Sam Raimi doesn’t want zombies in his Doctor Strange movie

Is there any hell in the MCU? And does that imply the existence of demons, God, Lucifer, and who knows what else? All these things definitely exists in Marvel Comicsbut the MCU has been more vague on the question. Black Panther states that the rulers of Wakandan go to a particular afterlife, and Moonlight Knight recently frankly saying that there is a lot of life after that and the pantheon gods, though that series’ relationship to the MCU is rather meager.

Doctor Strange in the Multiverse of Madness adds a new wrinkle, as the multiverse-traveling wizard Stephen Strange falls into the “souls of the damned” after he casts magic in a very specific way. So wait, does that mean human souls from hell? What will happen to the afterlife in this movie? Why are evil ghosts in charge of law enforcement with magic? And this will affect season 2 of Loki? Polygon asked Madness’s Multiverse screenwriter (and Loki writer and producer) Michael Waldron whether he just opened a giant religious worm box.

“Those were all conversations we had,” laughs Waldron. “There is nothing random in the movie. [Marvel Studios president] Kevin [Feige] definitely be aware of the meaning of things here, you know? They are not the souls of damned people just for the sake of souls for the sake of damnation. “

[Ed. note: Spoilers ahead for a particular event in Multiverse of Madness.]

Zombie Doctor Strange (Benedict Cumberbatch) in Madness' Multiverse

Image: Marvel Studios / Disney

Fans are especially curious about ghosts and hell in the MCU because they have raising hope for existing Marvel Comics characters like Mephisto will eventually appear in movies or shows. But Waldron said that the spirits in the Madness’s Multiverse comes more from the supernatural tradition seen in the movies, built around Mount Wundagore and the corrupt book of dark magic copied from its walls, the Darkhold.

“We actually tried to root [the dead in this movie] according to our internal logic,” he said. “There is a Darkhold, and if you use the Darkhold to possess your own corpse, there is a separate sentinel beyond all of this that will come to you. And that’s who Stephen ended up fouling, so that’s pretty interesting to discover. ”

“Not using interstellar magic to possess one’s own corpse” seems like a specific special case for having the rule around, much less a set of spiritual execution quests. Waldron encourages viewers not to think of it as if someone wrote down a rule Stephen broke – it’s just something weird and infringing enough to really infuriate the spirits.
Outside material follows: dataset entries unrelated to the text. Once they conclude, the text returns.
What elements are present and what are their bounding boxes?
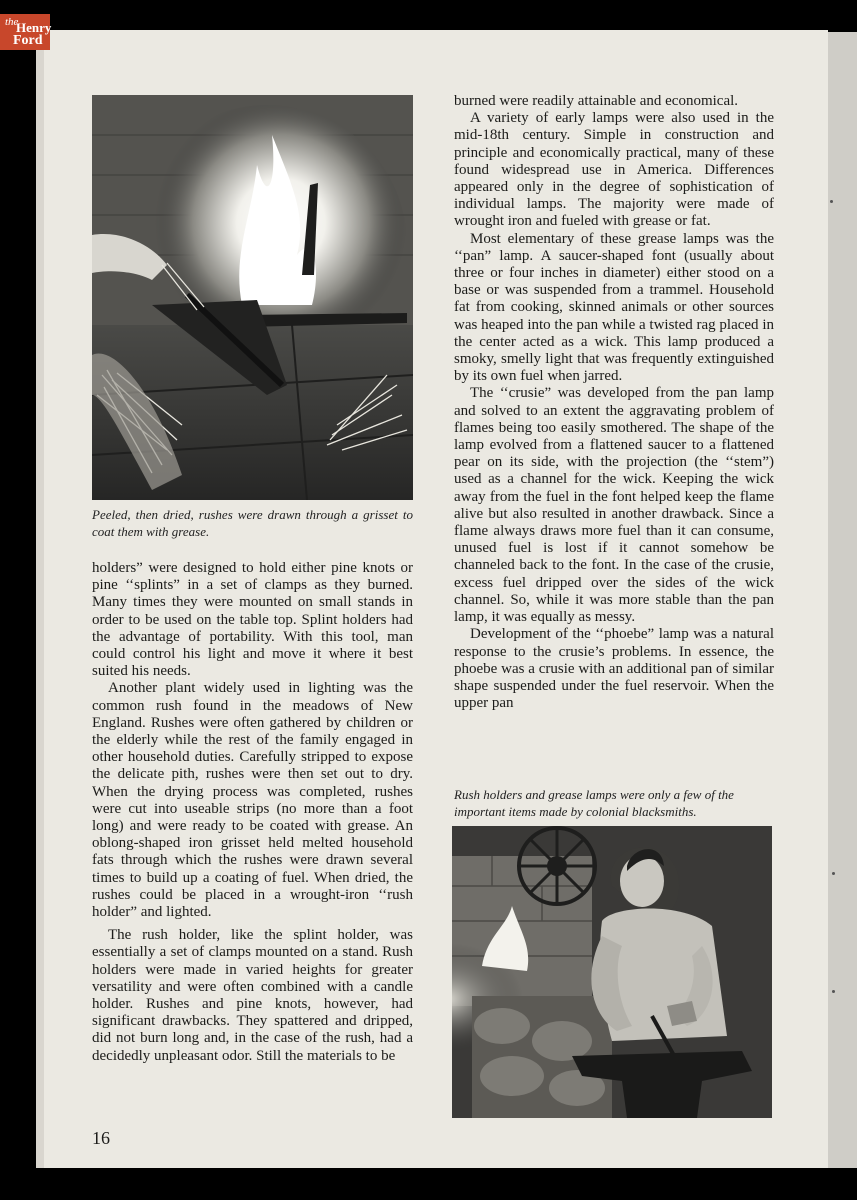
henry-ford-logo[interactable]: [0, 14, 50, 50]
margin-mark: [832, 990, 835, 993]
caption-photo-rushes: Peeled, then dried, rushes were drawn through a grisset to coat them with grease.: [92, 507, 413, 539]
page-edge: [36, 30, 44, 1168]
paragraph: Another plant widely used in lighting was the common rush found in the meadows of New England. Rushes were often gathered by children or the elderly while the rest of the family engaged in other household duties. Carefully stripped to expose the delicate pith, rushes were then set out to dry. When the drying process was completed, rushes were cut into useable strips (no more than a foot long) and were ready to be coated with grease. An oblong-shaped iron grisset held melted household fats through which the rushes were drawn several times to build up a coating of fuel. When dried, the rushes could be placed in a wrought-iron ‘‘rush holder” and lighted.: [92, 680, 413, 921]
photo-rushes-grisset: [92, 95, 413, 500]
paragraph: Development of the ‘‘phoebe” lamp was a natural response to the crusie’s problems. In essence, the phoebe was a crusie with an additional pan of similar shape suspended under the fuel reservoir. When the upper pan: [454, 626, 774, 712]
page-number: 16: [92, 1128, 110, 1148]
paragraph: The rush holder, like the splint holder, was essentially a set of clamps mounted on a stand. Rush holders were made in varied heights for greater versatility and were often combined with a candle holder. Rushes and pine knots, however, had significant drawbacks. They spattered and dripped, did not burn long and, in the case of the rush, had a decidedly unpleasant odor. Still the materials to be: [92, 927, 413, 1064]
photo-blacksmith: [452, 826, 772, 1118]
logo-the: the: [5, 16, 19, 28]
right-column: [454, 93, 774, 712]
paragraph: The ‘‘crusie” was developed from the pan lamp and solved to an extent the aggravating problem of flames being too easily smothered. The shape of the lamp evolved from a flattened saucer to a flattened pear on its side, with the projection (the ‘‘stem”) used as a channel for the wick. Keeping the wick away from the fuel in the font helped keep the flame alive but also resulted in another drawback. Since a flame always draws more fuel than it can consume, unused fuel is lost if it cannot somehow be channeled back to the font. In the case of the crusie, excess fuel dripped over the sides of the wick channel. So, while it was more stable than the pan lamp, it was equally as messy.: [454, 385, 774, 626]
photo-rushes-grisset-illustration: [92, 95, 413, 500]
left-column: [92, 560, 413, 1065]
paragraph: Most elementary of these grease lamps was the ‘‘pan” lamp. A saucer-shaped font (usually about three or four inches in diameter) either stood on a base or was suspended from a trammel. Household fat from cooking, skinned animals or other sources was heaped into the pan while a twisted rag placed in the center acted as a wick. This lamp produced a smoky, smelly light that was frequently extinguished by its own fuel when jarred.: [454, 230, 774, 385]
paragraph: burned were readily attainable and economical.: [454, 93, 739, 109]
margin-mark: [830, 200, 833, 203]
paragraph: holders” were designed to hold either pine knots or pine ‘‘splints” in a set of clamps as they burned. Many times they were mounted on small stands in order to be used on the table top. Splint holders had the advantage of portability. With this tool, man could control his light and move it where it best suited his needs.: [92, 560, 413, 680]
margin-mark: [832, 872, 835, 875]
logo-henry: Henry: [16, 20, 52, 35]
caption-photo-blacksmith: Rush holders and grease lamps were only a few of the important items made by colonial blacksmiths.: [454, 787, 734, 819]
paragraph: A variety of early lamps were also used in the mid-18th century. Simple in construction and principle and economically practical, many of these found widespread use in America. Differences appeared only in the degree of sophistication of individual lamps. The majority were made of wrought iron and fueled with grease or fat.: [454, 110, 774, 230]
logo-ford: Ford: [13, 33, 43, 48]
photo-blacksmith-illustration: [452, 826, 772, 1118]
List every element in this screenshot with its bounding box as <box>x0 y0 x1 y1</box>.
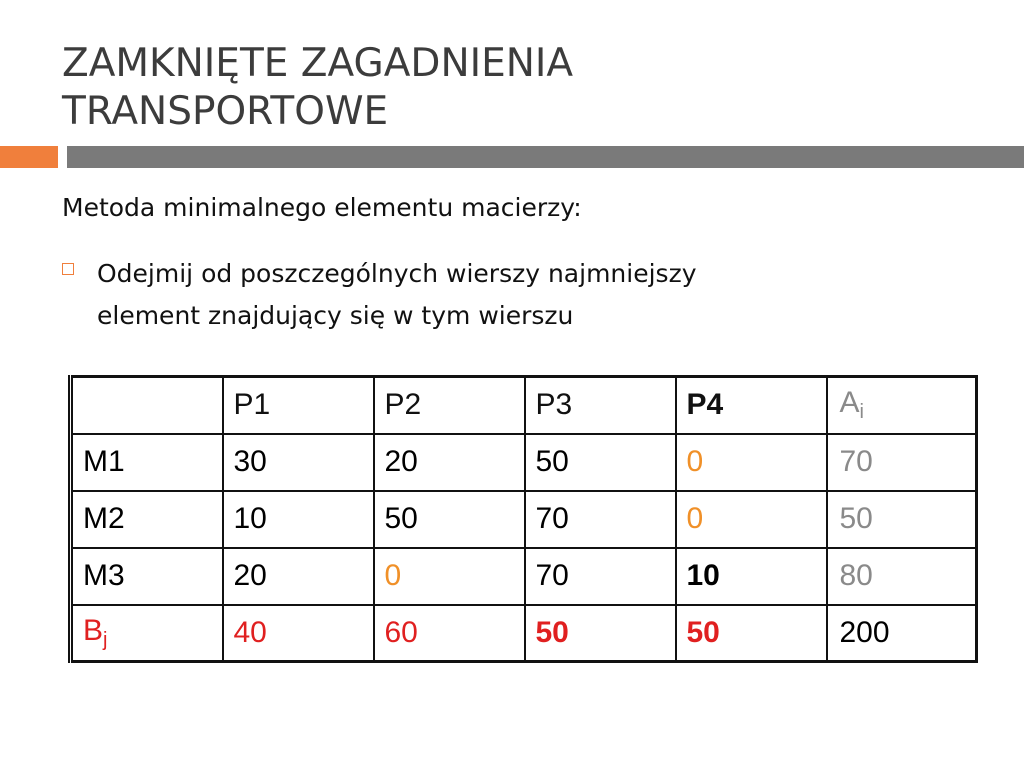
square-bullet-icon <box>62 263 74 275</box>
transport-table <box>68 375 978 663</box>
cell-m3-p4: 10 <box>676 548 827 605</box>
slide-title <box>62 40 573 136</box>
footer-label-b <box>71 605 223 662</box>
cell-m1-p1: 30 <box>223 434 374 491</box>
table-footer-row <box>71 605 977 662</box>
cell-m2-a: 50 <box>827 491 977 548</box>
bullet-text-line-1: Odejmij od poszczególnych wierszy najmniejszy <box>97 259 697 288</box>
cell-m2-p1: 10 <box>223 491 374 548</box>
cell-m1-a: 70 <box>827 434 977 491</box>
footer-b-p4: 50 <box>676 605 827 662</box>
cell-m2-p2: 50 <box>374 491 525 548</box>
title-rule <box>67 146 1024 168</box>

“In my mind, Stephen Strange and Wanda are the only two wizards strong enough to begin to walk in their dreams,” he said. “It’s an unattainable spell, let alone maintain. I think that Strange was, in my mind, probably the first person to attempt to possess his own corpse. That is Break the glass in an emergency on the back page of Darkhold. And those damned souls are like, Absolutely not, you cannot do this.”

The scene in the movie where the spirits attack Strange and yank him in the face of a zombie recalls some of the specific behaviors Ash goes through when fighting the dead in Raimi’s horror-comedies. Demon of Death 2 and Army of Darkness. Fans have specifically called that series because of the way it made Madness’s Multiverse feels very different like a Raimi project.

Dead Strange (Benedict Cumberbatch) controls a cloud of the angry souls of the damned and turns them into a cloak in Doctor Strange in the Multiverse of Madness

Image: Marvel Studios / Disney

But Waldron said Raimi was initially hesitant about whether he wanted a horror comic book series involving the dead. He said: “I had it completely in Sam’s mind the whole time. “I watched all of his movies. I tried to really listen to the lines in his movie, because I wanted it to sound like a Sam Raimi movie. But Sam wasn’t interested in getting in and just playing hits. Sam doesn’t come in and say, I need you to give me a zombie. And in fact, when I presented the idea of ​​Dead Strange to him, there was a part where he really hesitated, because he didn’t want it to sound like he just said it. I want to do my Sam Raimi. ”

Waldron says that Raimi didn’t agree with the idea until it became clear that it was part of Doctor Strange’s larger themes, ignoring what everyone else told him about the rule and doing whatever what he thinks is necessary to achieve his goal. “So when we could justify it that way, Sam was on board,” Waldron said. “It’s loved Okay, now let’s have some fun, let’s really get on with it. ”

Some overall aspects of Madness’s Multiverse especially weird, like the universe where everyone is made of paint. When asked if the film would give him and his co-writers the freedom to get weirder with the multiverse frenzy in Loki season 2, Waldron laughs again.

“I don’t know if I can go any weirder than we went in season 1,” he said. “We have got a crocodile drinking from a kids pool. That feeling is like the strange peak of Mount Everest! I think there’s a lot of opportunity there. We’re always looking to get ahead of ourselves, but hopefully it’s always driven by character. And yes, I learned through this movie again, no idea is too crazy. You could write Stephen Strange in possession of his own corpse, and maybe you would shoot it dead. That encourages me to be bold, which is good.”